À propos de l’ouvrage «Il faut s’adapter»: Sur un nouvel impératif politique de Barbara Stiegler, éditions Gallimard, 336 pages, 35 francs ISBN 978-2-072-75749-5

Paru dans le supplément INDICES de l’Agefi, mars 2020.

La philosophe Barbara Stiegler revient sur le colloque organisé à Paris en 1938 par le penseur Walter Lippmann véritable promoteur de la pensée néolibérale. Où «deux points de vue s’affrontent, l’un (Lippmann) prétendant l’indépassabilité d’un gouvernement des experts et des leaders aptes à fixer un cap à atteindre, l’autre (Dewey) défendant l’idée que l’expérimentation démocratique ne saurait être dirigée tant elle est “buissonnante”».
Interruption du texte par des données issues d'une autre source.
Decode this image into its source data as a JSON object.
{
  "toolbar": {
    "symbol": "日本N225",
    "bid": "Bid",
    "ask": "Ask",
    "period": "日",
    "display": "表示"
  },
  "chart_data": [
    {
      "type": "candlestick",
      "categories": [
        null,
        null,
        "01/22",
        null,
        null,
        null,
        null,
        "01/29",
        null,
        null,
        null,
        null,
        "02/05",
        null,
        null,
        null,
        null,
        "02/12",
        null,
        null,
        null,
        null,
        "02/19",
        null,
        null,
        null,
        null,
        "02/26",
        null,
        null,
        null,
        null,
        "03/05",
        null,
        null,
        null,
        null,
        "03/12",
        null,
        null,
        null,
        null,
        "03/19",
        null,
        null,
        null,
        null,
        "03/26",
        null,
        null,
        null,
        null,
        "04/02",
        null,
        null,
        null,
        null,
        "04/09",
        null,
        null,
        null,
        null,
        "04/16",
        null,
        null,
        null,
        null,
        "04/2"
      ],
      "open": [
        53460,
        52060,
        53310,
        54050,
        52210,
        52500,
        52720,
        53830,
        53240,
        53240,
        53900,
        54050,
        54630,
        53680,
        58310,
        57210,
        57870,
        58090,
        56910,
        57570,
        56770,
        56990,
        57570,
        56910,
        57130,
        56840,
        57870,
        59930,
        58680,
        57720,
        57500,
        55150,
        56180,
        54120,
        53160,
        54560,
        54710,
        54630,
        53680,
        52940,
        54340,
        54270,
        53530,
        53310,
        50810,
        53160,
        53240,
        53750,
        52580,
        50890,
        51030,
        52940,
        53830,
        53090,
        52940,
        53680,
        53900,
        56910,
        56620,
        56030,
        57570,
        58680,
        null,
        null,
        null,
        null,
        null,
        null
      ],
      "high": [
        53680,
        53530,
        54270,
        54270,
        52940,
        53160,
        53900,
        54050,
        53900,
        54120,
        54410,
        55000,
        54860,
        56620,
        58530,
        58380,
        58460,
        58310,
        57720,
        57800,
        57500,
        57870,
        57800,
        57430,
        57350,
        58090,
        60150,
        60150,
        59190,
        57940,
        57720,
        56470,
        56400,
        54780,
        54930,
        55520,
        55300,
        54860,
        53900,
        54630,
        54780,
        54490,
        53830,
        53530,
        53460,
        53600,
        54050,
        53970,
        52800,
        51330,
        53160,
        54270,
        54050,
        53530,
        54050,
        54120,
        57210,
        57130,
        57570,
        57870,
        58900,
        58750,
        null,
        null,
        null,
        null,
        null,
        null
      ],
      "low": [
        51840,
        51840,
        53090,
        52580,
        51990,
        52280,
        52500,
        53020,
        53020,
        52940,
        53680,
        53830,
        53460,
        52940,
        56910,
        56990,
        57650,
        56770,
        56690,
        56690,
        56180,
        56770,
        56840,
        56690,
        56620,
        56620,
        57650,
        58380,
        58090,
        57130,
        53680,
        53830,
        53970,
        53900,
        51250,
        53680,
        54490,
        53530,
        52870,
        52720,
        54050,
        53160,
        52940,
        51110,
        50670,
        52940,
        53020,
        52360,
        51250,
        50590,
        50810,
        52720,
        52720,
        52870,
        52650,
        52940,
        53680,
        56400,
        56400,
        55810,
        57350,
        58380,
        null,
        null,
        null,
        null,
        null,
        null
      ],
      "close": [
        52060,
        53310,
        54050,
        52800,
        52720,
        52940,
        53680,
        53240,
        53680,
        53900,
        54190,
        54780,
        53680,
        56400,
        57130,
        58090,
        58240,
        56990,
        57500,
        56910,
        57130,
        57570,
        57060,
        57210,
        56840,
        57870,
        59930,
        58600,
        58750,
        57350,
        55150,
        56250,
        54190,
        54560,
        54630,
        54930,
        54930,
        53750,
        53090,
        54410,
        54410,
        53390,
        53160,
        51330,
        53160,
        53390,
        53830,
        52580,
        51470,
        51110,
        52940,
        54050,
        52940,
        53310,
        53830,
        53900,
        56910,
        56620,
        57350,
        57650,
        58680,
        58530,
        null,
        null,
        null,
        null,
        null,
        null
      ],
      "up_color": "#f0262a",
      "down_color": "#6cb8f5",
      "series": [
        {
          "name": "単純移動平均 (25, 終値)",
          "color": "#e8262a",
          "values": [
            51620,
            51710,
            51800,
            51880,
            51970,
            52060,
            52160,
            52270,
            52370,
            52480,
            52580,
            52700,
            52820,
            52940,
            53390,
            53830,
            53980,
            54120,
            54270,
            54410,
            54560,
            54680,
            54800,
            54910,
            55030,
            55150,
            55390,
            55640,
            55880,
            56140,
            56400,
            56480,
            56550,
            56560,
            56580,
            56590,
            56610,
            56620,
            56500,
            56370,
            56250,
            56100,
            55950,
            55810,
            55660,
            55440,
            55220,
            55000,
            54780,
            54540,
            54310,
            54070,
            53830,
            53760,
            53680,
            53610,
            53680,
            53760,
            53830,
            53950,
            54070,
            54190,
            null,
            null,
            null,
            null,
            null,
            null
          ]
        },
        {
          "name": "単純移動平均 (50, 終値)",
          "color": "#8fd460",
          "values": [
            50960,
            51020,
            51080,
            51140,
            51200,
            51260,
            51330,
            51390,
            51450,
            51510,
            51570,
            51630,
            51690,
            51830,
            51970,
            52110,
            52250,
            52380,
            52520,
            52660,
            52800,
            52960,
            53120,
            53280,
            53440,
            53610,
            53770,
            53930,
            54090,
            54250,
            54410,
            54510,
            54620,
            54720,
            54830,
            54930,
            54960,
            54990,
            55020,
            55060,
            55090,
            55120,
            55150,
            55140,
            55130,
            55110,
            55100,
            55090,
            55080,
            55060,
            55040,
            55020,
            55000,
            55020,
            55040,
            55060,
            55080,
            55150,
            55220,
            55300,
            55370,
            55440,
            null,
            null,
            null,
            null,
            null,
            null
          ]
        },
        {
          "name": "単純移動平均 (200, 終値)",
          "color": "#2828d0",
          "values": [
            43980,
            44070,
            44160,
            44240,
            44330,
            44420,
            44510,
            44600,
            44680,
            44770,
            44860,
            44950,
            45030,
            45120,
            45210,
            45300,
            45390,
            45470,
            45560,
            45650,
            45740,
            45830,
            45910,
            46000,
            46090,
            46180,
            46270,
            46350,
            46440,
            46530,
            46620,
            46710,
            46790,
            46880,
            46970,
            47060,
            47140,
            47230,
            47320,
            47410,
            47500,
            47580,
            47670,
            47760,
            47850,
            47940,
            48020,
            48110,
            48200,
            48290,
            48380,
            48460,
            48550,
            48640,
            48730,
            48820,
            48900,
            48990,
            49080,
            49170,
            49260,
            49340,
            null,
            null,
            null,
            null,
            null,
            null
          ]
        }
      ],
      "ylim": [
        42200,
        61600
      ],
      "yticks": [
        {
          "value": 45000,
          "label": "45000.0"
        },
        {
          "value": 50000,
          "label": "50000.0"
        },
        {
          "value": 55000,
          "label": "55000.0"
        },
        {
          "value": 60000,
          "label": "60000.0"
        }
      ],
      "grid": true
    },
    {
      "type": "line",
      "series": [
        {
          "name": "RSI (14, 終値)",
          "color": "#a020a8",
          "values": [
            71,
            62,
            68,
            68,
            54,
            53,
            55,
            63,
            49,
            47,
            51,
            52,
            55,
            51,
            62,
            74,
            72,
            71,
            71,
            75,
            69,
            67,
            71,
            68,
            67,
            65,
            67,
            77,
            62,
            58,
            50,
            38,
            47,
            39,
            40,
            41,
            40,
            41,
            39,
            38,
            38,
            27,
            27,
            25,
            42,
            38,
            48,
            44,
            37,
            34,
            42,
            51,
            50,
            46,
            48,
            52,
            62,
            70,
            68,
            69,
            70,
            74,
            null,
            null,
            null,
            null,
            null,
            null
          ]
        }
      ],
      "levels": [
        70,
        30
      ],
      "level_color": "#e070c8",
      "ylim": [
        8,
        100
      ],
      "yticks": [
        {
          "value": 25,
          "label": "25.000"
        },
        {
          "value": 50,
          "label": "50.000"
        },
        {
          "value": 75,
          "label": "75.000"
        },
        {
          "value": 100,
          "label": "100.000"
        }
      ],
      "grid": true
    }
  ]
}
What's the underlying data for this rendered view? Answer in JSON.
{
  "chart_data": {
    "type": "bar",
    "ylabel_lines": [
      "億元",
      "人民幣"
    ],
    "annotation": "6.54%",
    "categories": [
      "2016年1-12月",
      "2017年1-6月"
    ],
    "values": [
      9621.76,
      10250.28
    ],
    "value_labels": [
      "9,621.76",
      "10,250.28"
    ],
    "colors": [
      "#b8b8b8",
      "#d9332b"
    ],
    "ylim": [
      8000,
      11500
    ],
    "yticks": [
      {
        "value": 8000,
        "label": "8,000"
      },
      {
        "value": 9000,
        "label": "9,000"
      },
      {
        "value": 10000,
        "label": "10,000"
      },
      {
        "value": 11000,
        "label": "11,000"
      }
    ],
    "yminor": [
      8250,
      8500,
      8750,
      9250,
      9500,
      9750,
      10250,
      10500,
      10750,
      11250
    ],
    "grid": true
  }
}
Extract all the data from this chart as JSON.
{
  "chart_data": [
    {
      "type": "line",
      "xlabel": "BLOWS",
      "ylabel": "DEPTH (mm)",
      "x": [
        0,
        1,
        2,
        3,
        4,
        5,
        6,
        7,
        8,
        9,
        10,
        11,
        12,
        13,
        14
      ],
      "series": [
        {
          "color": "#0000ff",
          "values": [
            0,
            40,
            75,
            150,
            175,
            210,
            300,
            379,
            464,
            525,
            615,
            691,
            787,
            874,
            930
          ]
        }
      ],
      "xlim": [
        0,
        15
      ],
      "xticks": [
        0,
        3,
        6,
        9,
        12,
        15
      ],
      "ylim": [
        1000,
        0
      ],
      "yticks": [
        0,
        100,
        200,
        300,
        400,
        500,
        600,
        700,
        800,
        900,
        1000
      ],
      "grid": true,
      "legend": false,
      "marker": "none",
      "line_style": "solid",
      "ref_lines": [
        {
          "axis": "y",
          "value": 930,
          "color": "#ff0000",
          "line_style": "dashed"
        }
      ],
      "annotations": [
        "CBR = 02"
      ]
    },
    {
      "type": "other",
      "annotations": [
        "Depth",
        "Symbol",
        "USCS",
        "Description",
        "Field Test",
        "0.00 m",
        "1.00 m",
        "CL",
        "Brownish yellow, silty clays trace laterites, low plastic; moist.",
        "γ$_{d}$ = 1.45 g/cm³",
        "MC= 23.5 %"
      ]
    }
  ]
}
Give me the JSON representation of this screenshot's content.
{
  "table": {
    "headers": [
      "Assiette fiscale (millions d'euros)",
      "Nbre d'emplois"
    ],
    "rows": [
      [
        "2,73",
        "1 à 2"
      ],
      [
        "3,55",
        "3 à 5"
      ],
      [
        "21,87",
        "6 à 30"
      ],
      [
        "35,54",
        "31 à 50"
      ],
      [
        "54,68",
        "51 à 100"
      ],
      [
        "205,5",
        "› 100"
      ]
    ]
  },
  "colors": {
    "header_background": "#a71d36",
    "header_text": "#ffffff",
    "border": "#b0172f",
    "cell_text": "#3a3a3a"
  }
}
Contrairement à ce que l’on pense généralement, le néolibéralisme n’a rien à voir avec l’idée ancienne d’un libéralisme débridé où l’État n’aurait pas son mot à dire. Au contraire, soutient Barbara Stiegler, il s’agit pour les nouveaux libéraux – les néolibéraux – qui ont marqué la pensée libérale lors du colloque Lippmann en 1938, soit près de dix années après la grande crise économique du siècle dernier, de sortir de cette idée ancienne, autrement dit, de cette vision «naturaliste» marquée par le laisser-faire. Ce que prônent les néolibéraux, au contraire, revient à considérer le rôle de l’État comme étant primordial. Ainsi, à la vision «naturaliste» marquée par le laisser-faire, Barbara Stiegler oppose, pour marquer le mouvement néolibéral, une vision «artificialiste», puisque celui-ci, en effet, en appelle «aux artifices de l’État (droit, éducation, protection sociale) afin de transformer l’espèce humaine et construire ainsi artificiellement le marché: une biopolitique en quelque sorte».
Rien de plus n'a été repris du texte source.